Tras mil periplos que no vienen al caso, conseguí la llave y pude acceder, tiritando, a la inmensa biblioteca; la carencia de luz y de calefacción me advertían de un peligro nocturno poblado de espectros y laberintos; con cautela me acerqué a los anaqueles de literatura, abrí las vitrinas y acaricié, primero, dos tomos de las obras completas de Kipling, una extraña edición de Facundo, Mendoza, 1921, después me entretuve unos cuantos minutos con algunos facsímiles de Feijóo, Cadalso, Rosa de Gálvez, Moratín, ¿el XVIII español?, ¿qué estoy haciendo? ¿qué tiene que ver esto con mi empresa?; de pronto caí en la cuenta: el autor se había vengado, qué inteligente Borges, y el lector recibía un merecido castigo: cegado por la fábula no había sabido distinguir lo real de sus derivaciones.
Me retiraba pero cuando cerré las vitrinas, miré descuidadamente hacia arriba, hacia el tercer anaquel empezando por la izquierda, y entonces, lo vi.

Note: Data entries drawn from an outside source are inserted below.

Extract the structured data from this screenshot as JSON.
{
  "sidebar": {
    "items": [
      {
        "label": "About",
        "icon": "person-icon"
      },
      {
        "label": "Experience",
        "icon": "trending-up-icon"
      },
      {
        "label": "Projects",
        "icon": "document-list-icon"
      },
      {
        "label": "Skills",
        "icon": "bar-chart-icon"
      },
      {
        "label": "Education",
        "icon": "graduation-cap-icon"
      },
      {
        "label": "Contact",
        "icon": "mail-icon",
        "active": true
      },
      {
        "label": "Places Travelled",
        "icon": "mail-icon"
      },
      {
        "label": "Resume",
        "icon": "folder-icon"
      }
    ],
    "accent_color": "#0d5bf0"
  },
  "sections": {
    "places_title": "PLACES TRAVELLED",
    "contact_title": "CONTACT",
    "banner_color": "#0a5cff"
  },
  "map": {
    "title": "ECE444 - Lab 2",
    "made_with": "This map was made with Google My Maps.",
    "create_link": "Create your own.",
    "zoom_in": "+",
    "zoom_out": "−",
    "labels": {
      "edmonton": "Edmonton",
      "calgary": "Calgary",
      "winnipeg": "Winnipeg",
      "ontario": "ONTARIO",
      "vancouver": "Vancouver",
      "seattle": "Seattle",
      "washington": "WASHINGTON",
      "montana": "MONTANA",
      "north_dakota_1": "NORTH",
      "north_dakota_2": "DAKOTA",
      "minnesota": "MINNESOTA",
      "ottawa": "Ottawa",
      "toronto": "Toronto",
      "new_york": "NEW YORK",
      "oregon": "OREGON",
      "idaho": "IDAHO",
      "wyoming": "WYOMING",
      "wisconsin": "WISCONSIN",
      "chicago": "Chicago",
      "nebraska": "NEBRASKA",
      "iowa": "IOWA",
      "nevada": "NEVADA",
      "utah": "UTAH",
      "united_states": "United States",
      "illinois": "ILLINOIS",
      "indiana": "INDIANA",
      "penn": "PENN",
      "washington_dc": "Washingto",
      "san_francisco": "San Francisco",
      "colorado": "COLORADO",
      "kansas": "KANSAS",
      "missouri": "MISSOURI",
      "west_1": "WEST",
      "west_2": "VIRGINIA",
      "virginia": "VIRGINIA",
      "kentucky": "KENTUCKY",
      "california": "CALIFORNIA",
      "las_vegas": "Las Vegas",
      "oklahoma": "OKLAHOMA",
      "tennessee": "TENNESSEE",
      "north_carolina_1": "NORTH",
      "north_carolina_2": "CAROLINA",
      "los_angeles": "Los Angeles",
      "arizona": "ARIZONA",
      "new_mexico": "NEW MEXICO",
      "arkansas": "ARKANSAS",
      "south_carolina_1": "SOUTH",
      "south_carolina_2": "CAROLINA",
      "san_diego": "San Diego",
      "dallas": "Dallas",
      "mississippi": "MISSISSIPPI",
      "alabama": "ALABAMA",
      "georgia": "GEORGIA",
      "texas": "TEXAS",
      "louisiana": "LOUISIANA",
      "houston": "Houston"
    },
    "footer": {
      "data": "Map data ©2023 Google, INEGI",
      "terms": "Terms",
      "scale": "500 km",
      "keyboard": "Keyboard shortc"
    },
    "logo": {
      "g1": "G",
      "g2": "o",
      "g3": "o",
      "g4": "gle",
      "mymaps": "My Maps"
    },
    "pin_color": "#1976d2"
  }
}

Miré otra vez y allá descansaba el ejemplar traidor, sobre su lomo rojizo brillaban las doradas palabras: El Quijote, y más abajo, Pierre Menard. Yo no estaba maduro para eso, la sugestión me jugaba malas pasadas, pero volví a mirar y volví a leer El Quijote, y más abajo, Pierre Menard, “me he vuelto loco”, me dije, pero quise saber hasta dónde me llevaría la locura: un túnel, una cueva, un pensar fanático. Arrastré la escalera y logré subir con enorme dificultad, peldaño a peldaño, paralizaban mis piernas una mezcla de curiosidad y de terror.
Les aseguro que mis manos acariciaron su cubierta, que mis dedos pasaron con lentitud las páginas de papel biblia de aquel ejemplar visible y tangible, que mis ojos leyeron párrafos completos de los dos famosos capítulos, el noveno y el trigésimo octavo, que aquel libro era, en definitiva, El Quijote de Pierre Menard, editado en Berna, fechado en 1896, el mismo ejemplar que había inspirado a Borges.
Pero sobre todo les juro que, al día siguiente, cuando regresé agitado a la biblioteca, el ejemplar ya había desaparecido.